Résumé: Dans une fumerie d’opium londonienne, un monstre est abattu par la police de 7 balles dans le corps. Au club Diogène, un enquêteur et son partenaire contrecarrent les plans machiavéliques d’un automate joueur de cartes. Ce soir-là, l’alter ego du monstre sortira indemne de l’hôpital et l’enquêteur sera chargé d’une nouvelle affaire. Ils s’appellent respectivement docteur Jekyll et Sherlock Holmes. La messe est dite…

Après sa « résurrection », notre enquêteur préféré est de retour au premier plan. Appelé pour enquêter sur un mystérieux joueur de carte, notre duo Holmes et Watson va être confronté au fabuleux docteur Jekyll. Mais quel virus permet de faire muter des individus de la sorte?  Qui se cache derrière cette recrudescence de méfaits mêlant la science et les nouvelles technologies? Comment attraper l’insaisissable? Son ennemi jurée serait-il lui aussi revenu d’entre les morts?

Nous devons l’intrigue de cette révision à un duo de scénaristes, Jean-Pierre Pécau et Fred Duval, et le dessin est l’oeuvre de Stevan Subic. Le scénario très classique reprend les thèmes fondamentaux de l’univers de Conan Doyle, y compris son ennemi juré, le Professeur Moriarty. Tout est à sa place et l’ensemble est très cohérent. Ce qui est agréable, c’est le côté steampunk et le dynamisme dans les cases. On a par moments l’impression de suivre une aventure du Saint ou de James Bond. L’intervention du Dr Jekyll remet une couche un peu mystérieuse et on pourrait voir certains petits clins d’oeil à la ligue des Gentlemen Extraordinaires.

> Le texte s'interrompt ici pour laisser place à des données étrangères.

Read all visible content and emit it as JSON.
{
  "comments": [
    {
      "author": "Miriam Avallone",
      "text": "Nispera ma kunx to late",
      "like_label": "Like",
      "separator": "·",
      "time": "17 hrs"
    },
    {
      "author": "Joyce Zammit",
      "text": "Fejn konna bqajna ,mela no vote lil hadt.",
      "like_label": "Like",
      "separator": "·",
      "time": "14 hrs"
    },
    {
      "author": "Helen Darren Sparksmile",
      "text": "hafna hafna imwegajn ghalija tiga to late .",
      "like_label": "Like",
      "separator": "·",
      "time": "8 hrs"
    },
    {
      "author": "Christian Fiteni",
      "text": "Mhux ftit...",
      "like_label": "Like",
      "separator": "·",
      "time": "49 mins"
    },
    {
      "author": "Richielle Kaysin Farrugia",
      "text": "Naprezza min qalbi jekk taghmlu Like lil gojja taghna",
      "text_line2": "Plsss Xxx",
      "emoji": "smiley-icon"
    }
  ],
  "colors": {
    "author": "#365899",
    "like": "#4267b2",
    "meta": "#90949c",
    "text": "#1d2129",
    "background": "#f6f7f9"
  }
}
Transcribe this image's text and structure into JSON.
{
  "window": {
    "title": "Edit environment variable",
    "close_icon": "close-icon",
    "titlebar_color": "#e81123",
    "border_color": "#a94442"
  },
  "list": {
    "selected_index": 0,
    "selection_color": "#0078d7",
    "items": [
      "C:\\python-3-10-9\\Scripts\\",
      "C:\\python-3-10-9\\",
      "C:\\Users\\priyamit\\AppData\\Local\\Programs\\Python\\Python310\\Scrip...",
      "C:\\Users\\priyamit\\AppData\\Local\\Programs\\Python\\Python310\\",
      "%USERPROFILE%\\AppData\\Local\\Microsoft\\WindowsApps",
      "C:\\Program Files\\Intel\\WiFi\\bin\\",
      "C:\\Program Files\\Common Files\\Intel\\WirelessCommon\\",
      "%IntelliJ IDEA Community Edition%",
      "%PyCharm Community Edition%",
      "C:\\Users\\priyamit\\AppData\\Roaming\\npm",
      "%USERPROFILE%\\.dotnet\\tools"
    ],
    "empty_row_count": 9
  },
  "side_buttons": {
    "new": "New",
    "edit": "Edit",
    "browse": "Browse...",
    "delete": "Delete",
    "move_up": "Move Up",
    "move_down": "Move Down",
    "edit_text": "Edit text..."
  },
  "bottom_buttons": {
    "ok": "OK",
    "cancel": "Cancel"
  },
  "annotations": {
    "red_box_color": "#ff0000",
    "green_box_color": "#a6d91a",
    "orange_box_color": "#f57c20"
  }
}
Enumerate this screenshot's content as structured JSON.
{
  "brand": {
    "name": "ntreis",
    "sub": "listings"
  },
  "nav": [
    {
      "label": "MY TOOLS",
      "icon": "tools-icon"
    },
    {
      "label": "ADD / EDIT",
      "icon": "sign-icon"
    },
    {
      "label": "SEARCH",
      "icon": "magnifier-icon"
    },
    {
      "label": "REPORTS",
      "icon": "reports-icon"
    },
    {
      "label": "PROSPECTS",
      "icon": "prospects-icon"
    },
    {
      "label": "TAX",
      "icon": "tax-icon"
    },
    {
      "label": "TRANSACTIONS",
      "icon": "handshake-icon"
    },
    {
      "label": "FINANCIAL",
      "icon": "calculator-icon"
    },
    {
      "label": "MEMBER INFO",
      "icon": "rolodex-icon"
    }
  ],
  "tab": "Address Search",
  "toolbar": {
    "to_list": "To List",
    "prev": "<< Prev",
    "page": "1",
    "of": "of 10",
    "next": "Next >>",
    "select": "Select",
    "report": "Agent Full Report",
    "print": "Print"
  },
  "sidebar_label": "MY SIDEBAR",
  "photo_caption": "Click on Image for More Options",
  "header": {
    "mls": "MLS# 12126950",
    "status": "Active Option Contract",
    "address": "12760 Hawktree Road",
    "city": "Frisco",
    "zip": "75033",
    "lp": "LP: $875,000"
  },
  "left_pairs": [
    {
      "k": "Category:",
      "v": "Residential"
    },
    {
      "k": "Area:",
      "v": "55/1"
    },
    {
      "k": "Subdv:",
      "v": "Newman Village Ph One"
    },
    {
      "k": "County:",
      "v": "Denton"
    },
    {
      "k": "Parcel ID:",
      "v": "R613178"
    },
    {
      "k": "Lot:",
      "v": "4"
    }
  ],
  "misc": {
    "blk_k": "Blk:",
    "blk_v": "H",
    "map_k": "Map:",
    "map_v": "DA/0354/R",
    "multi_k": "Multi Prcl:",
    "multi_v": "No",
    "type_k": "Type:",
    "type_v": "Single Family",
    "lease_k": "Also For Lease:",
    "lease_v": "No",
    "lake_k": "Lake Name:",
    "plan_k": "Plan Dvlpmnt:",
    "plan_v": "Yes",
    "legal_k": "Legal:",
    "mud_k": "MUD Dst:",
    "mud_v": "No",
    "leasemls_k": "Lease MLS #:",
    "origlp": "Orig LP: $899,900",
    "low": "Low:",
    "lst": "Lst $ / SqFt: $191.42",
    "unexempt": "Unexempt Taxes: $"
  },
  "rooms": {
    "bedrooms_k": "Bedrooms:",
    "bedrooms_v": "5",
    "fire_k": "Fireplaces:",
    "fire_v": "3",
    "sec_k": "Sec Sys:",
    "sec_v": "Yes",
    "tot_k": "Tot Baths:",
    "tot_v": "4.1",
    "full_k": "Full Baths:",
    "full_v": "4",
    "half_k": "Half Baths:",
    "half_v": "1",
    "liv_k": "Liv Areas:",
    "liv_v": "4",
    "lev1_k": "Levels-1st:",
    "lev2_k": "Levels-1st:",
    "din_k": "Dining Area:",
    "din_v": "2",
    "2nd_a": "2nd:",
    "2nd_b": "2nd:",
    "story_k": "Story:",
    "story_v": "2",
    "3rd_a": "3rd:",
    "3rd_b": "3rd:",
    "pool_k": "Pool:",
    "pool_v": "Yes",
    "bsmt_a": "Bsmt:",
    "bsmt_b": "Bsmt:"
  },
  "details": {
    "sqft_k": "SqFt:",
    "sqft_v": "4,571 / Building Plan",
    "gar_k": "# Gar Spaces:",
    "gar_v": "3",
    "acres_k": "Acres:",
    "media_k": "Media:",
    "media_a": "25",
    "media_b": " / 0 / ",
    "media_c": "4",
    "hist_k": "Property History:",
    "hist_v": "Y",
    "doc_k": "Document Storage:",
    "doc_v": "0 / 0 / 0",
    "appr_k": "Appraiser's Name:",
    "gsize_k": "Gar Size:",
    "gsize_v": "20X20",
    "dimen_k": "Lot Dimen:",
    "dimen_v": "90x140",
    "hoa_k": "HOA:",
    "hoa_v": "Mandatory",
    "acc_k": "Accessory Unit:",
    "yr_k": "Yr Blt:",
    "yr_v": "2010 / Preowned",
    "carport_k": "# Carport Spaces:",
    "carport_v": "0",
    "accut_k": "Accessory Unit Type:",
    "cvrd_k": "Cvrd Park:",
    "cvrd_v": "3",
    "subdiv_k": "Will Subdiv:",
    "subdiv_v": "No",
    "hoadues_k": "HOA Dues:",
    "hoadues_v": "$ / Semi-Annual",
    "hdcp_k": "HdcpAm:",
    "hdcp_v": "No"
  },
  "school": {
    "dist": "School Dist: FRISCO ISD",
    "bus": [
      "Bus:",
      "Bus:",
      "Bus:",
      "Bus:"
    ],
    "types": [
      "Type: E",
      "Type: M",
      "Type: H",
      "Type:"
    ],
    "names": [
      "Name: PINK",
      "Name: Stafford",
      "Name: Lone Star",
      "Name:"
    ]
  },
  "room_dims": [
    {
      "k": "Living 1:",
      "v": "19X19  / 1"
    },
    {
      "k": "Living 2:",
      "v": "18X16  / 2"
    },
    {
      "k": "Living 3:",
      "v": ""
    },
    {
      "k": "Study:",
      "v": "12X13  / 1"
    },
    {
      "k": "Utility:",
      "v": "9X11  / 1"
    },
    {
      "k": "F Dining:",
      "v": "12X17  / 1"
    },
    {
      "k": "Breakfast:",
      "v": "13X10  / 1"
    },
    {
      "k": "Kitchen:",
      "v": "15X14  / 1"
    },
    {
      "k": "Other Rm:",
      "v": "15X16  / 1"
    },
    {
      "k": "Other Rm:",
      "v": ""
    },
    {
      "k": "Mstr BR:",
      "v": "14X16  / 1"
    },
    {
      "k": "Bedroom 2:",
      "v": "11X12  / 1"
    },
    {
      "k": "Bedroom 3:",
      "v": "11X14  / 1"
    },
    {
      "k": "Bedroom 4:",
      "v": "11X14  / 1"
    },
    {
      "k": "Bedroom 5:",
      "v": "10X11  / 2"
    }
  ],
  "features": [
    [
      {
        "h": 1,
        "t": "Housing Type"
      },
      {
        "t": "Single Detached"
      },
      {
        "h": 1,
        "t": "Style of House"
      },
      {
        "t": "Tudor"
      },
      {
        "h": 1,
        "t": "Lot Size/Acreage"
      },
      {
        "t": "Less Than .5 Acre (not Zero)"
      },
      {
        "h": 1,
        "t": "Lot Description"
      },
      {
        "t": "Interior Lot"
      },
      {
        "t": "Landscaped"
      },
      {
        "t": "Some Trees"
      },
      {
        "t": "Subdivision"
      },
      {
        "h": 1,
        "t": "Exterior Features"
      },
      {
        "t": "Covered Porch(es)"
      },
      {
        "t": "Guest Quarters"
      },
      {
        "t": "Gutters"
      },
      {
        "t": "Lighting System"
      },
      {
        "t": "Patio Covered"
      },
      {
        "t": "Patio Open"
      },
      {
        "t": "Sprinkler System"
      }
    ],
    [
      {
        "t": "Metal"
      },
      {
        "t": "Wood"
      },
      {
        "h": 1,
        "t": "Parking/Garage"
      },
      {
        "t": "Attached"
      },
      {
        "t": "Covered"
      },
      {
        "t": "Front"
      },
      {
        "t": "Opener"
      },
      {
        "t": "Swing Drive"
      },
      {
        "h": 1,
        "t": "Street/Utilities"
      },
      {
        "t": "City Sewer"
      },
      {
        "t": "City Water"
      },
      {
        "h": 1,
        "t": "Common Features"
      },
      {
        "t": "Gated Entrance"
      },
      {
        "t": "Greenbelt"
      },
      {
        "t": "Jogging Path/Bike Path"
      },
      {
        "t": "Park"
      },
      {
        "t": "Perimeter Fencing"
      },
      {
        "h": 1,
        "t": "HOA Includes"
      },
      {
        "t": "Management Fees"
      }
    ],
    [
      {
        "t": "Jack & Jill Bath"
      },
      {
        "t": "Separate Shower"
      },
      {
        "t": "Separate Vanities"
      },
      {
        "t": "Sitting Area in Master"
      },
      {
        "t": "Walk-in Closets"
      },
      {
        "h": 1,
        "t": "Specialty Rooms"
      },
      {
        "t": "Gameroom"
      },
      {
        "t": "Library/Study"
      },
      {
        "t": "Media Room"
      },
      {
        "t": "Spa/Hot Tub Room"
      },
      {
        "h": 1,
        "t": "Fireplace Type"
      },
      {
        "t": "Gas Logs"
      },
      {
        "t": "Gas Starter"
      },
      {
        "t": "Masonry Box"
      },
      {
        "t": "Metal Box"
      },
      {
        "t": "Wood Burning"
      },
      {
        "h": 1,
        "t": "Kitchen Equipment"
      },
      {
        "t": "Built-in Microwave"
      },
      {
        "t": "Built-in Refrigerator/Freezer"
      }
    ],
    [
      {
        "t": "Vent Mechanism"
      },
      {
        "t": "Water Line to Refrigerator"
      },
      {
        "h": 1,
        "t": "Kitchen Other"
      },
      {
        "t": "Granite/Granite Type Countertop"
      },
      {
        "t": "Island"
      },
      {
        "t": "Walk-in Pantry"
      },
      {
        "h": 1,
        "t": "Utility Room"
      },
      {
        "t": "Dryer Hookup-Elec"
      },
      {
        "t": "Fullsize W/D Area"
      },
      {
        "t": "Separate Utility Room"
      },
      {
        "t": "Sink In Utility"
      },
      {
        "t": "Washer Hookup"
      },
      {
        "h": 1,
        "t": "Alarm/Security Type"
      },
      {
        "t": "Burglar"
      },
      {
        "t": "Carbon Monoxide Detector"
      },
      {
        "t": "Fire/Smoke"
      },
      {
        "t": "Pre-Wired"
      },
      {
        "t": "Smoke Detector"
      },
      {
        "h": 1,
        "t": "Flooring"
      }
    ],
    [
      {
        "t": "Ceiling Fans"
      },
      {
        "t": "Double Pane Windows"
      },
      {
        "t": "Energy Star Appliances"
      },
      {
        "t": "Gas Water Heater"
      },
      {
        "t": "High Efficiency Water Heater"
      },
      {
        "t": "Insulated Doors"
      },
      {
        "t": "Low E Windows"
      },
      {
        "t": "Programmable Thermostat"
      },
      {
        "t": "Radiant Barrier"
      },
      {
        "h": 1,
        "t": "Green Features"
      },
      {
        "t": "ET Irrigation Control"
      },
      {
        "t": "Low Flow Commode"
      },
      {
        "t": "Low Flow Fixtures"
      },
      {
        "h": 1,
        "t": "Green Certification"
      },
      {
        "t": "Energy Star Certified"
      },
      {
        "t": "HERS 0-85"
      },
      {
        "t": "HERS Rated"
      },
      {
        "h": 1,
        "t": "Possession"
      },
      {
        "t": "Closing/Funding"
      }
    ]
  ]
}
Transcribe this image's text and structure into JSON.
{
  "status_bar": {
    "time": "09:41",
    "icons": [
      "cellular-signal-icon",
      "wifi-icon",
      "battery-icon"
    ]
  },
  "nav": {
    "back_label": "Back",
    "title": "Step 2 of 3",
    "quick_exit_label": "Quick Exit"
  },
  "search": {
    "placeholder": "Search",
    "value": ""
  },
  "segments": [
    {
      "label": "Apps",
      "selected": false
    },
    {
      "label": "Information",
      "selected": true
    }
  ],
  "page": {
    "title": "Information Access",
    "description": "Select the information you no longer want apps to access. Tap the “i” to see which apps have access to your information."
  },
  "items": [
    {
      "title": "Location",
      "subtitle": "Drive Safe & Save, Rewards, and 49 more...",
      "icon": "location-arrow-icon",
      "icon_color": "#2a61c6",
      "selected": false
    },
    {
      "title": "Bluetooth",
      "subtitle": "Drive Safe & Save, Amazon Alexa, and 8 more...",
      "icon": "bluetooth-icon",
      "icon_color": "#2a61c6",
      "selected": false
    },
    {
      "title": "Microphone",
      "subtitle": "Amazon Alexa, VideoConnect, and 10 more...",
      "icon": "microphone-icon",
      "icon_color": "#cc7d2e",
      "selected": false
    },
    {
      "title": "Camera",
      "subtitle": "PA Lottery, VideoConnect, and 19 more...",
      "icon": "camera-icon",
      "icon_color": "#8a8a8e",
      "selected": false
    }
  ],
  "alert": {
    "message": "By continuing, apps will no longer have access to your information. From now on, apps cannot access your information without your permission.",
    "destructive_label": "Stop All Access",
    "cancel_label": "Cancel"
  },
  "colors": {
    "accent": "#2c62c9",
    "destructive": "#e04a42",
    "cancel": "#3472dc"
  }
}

Les couleurs ajustent parfaitement l’histoire dans l’époque victorienne et ajoutent également une atmosphère particulière. Les décors sont à la fois sublimes et riches. Par contre, il y a un souci sur certaines proportions des corps et visages de certains personnages. Cela provoque parfois une incompréhension de lecture et un petit inconfort visuel.

Mais, pour moi, ce qui fait de cet album une oeuvre intéressante, c’est le dynamisme qui court tout le long de ces pages et le monde steampunk qui y est exposé. On se plait à contempler des objets volants fonctionnant à la vapeur et d’autres machines, ultra présentes. L’histoire de ce premier tome aurait mérité aussi peut-être un peu plus d’originalité mais elle a le mérite de coller parfaitement à Sherlock Holmes et à sa pugnacité.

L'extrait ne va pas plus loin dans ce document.